You are viewing a plain text version of this content. The canonical link for it is here.
Posted to user@beam.apache.org by Steve Niemitz <sn...@apache.org> on 2022/09/12 19:38:07 UTC

AvroIO.to(DynamicAvroDestinations) deprecated?

We're trying to do some semi-advanced custom logic (custom writers and
schemas per destination) with AvroIO, and want to use
DynamicAvroDestinations to accomplish this.

However, AvroIO.to(DynamicAvroDestinations) is deprecated, but there
doesn't seem to be any other way to accomplish what we want here.
AvroIO.sink is much less sophisticated than the non-sink options, missing
much of the configurability that the non-sink version has.  For example,
there's no way to project from the UserT -> OutputT with the sink version,
only from UserT -> GenericRecord, which isn't what we want.

It seems like most things would be trivial to fix or add on the AvroIO.sink
implementation, is that the intended way that people would be consuming
AvroIO?  I'm a little confused with FileIO.write/writeDynamic vs WriteFiles
vs AvroIO.write, some seem deprecated, and some seem
not-deprecated-but-not-recommended.  To add to the confusion AvroIO.write
uses WriteFiles, but the documentation for the deprecated
AvroIO.to(DynamicAvroDestinations) points to FileIO.write.  Which is the
"right" one to use?

Re: AvroIO.to(DynamicAvroDestinations) deprecated?

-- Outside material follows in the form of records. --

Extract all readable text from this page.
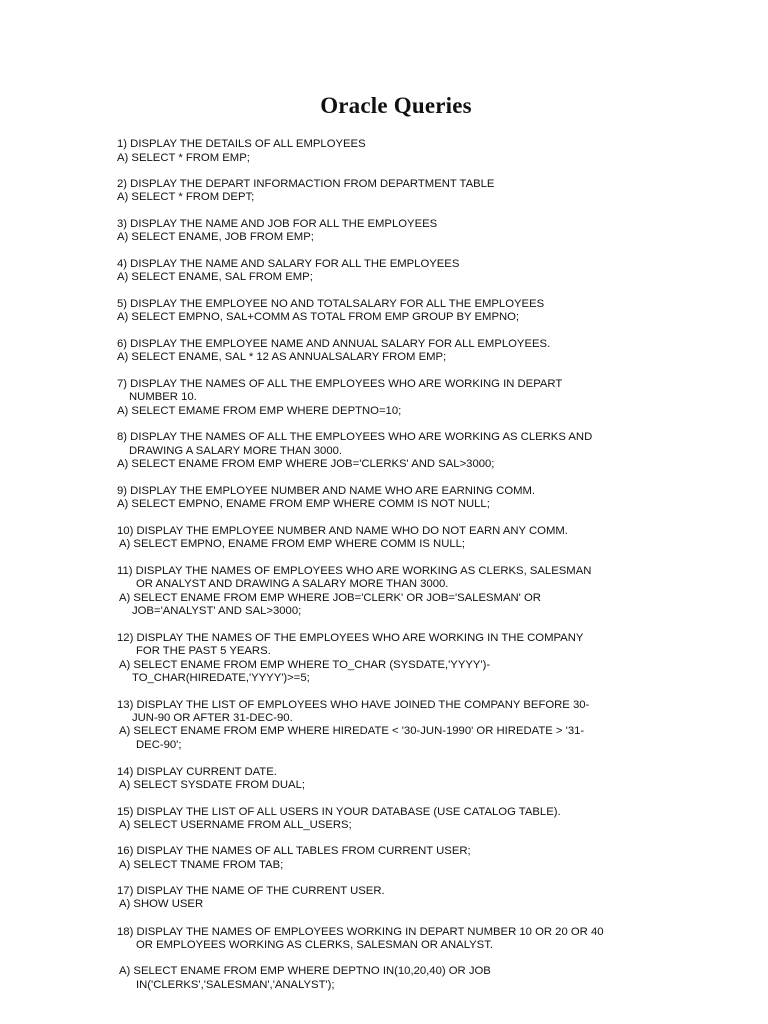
Oracle Queries
1) DISPLAY THE DETAILS OF ALL EMPLOYEES
A) SELECT * FROM EMP;
2) DISPLAY THE DEPART INFORMACTION FROM DEPARTMENT TABLE
A) SELECT * FROM DEPT;
3) DISPLAY THE NAME AND JOB FOR ALL THE EMPLOYEES
A) SELECT ENAME, JOB FROM EMP;
4) DISPLAY THE NAME AND SALARY FOR ALL THE EMPLOYEES
A) SELECT ENAME, SAL FROM EMP;
5) DISPLAY THE EMPLOYEE NO AND TOTALSALARY FOR ALL THE EMPLOYEES
A) SELECT EMPNO, SAL+COMM AS TOTAL FROM EMP GROUP BY EMPNO;
6) DISPLAY THE EMPLOYEE NAME AND ANNUAL SALARY FOR ALL EMPLOYEES.
A) SELECT ENAME, SAL * 12 AS ANNUALSALARY FROM EMP;
7) DISPLAY THE NAMES OF ALL THE EMPLOYEES WHO ARE WORKING IN DEPART
NUMBER 10.
A) SELECT EMAME FROM EMP WHERE DEPTNO=10;
8) DISPLAY THE NAMES OF ALL THE EMPLOYEES WHO ARE WORKING AS CLERKS AND
DRAWING A SALARY MORE THAN 3000.
A) SELECT ENAME FROM EMP WHERE JOB='CLERKS' AND SAL>3000;
9) DISPLAY THE EMPLOYEE NUMBER AND NAME WHO ARE EARNING COMM.
A) SELECT EMPNO, ENAME FROM EMP WHERE COMM IS NOT NULL;
10) DISPLAY THE EMPLOYEE NUMBER AND NAME WHO DO NOT EARN ANY COMM.
A) SELECT EMPNO, ENAME FROM EMP WHERE COMM IS NULL;
11) DISPLAY THE NAMES OF EMPLOYEES WHO ARE WORKING AS CLERKS, SALESMAN
OR ANALYST AND DRAWING A SALARY MORE THAN 3000.
A) SELECT ENAME FROM EMP WHERE JOB='CLERK' OR JOB='SALESMAN' OR
JOB='ANALYST' AND SAL>3000;
12) DISPLAY THE NAMES OF THE EMPLOYEES WHO ARE WORKING IN THE COMPANY
FOR THE PAST 5 YEARS.
A) SELECT ENAME FROM EMP WHERE TO_CHAR (SYSDATE,'YYYY')-
TO_CHAR(HIREDATE,'YYYY')>=5;
13) DISPLAY THE LIST OF EMPLOYEES WHO HAVE JOINED THE COMPANY BEFORE 30-
JUN-90 OR AFTER 31-DEC-90.
A) SELECT ENAME FROM EMP WHERE HIREDATE < '30-JUN-1990' OR HIREDATE > '31-
DEC-90';
14) DISPLAY CURRENT DATE.
A) SELECT SYSDATE FROM DUAL;
15) DISPLAY THE LIST OF ALL USERS IN YOUR DATABASE (USE CATALOG TABLE).
A) SELECT USERNAME FROM ALL_USERS;
16) DISPLAY THE NAMES OF ALL TABLES FROM CURRENT USER;
A) SELECT TNAME FROM TAB;
17) DISPLAY THE NAME OF THE CURRENT USER.
A) SHOW USER
18) DISPLAY THE NAMES OF EMPLOYEES WORKING IN DEPART NUMBER 10 OR 20 OR 40
OR EMPLOYEES WORKING AS CLERKS, SALESMAN OR ANALYST.
A) SELECT ENAME FROM EMP WHERE DEPTNO IN(10,20,40) OR JOB
IN('CLERKS','SALESMAN','ANALYST');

Posted by John Casey via user <us...@beam.apache.org>.
That would be great, thanks!

On Tue, Sep 13, 2022 at 3:00 PM Steve Niemitz <sn...@apache.org> wrote:

> Ah this is super useful context, thank you!  I can submit a couple PRs to
> get AvroIO.sink up to parity if that's the way forward.
>
> On Tue, Sep 13, 2022 at 2:53 PM John Casey via user <us...@beam.apache.org>
> wrote:
>
>> Hi Steve,
>>
>> I've asked around, and it looks like this confusing state is due to a
>> migration that isn't complete (and likely won't be until Beam 3.0).
>>
>> Here is the doc that explains some of the history:
>> https://docs.google.com/document/d/1zcF4ZGtq8pxzLZxgD_JMWAouSszIf9LnFANWHKBsZlg/edit
>> And a PR that implements some of the changes:
>> https://github.com/apache/beam/pull/3817
>>
>> Based on this, AvroIO.sink is what we recommend. Please feel free to
>> raise issues on Github to account for features you're missing. In addition,
>> if you think they are straightforward changes, I'd be happy to discuss
>> designs, or look at proposed changes to make these features available.
>>
>> I hope this helps,
>> John
>>
>> On Mon, Sep 12, 2022 at 3:38 PM Steve Niemitz <sn...@apache.org>
>> wrote:
>>
>>> We're trying to do some semi-advanced custom logic (custom writers and
>>> schemas per destination) with AvroIO, and want to use
>>> DynamicAvroDestinations to accomplish this.
>>>
>>> However, AvroIO.to(DynamicAvroDestinations) is deprecated, but there
>>> doesn't seem to be any other way to accomplish what we want here.
>>> AvroIO.sink is much less sophisticated than the non-sink options, missing
>>> much of the configurability that the non-sink version has.  For example,
>>> there's no way to project from the UserT -> OutputT with the sink version,
>>> only from UserT -> GenericRecord, which isn't what we want.
>>>
>>> It seems like most things would be trivial to fix or add on the
>>> AvroIO.sink implementation, is that the intended way that people would be
>>> consuming AvroIO?  I'm a little confused with FileIO.write/writeDynamic vs
>>> WriteFiles vs AvroIO.write, some seem deprecated, and some seem
>>> not-deprecated-but-not-recommended.  To add to the confusion AvroIO.write
>>> uses WriteFiles, but the documentation for the deprecated
>>> AvroIO.to(DynamicAvroDestinations) points to FileIO.write.  Which is the
>>> "right" one to use?
>>>
>>

Re: AvroIO.to(DynamicAvroDestinations) deprecated?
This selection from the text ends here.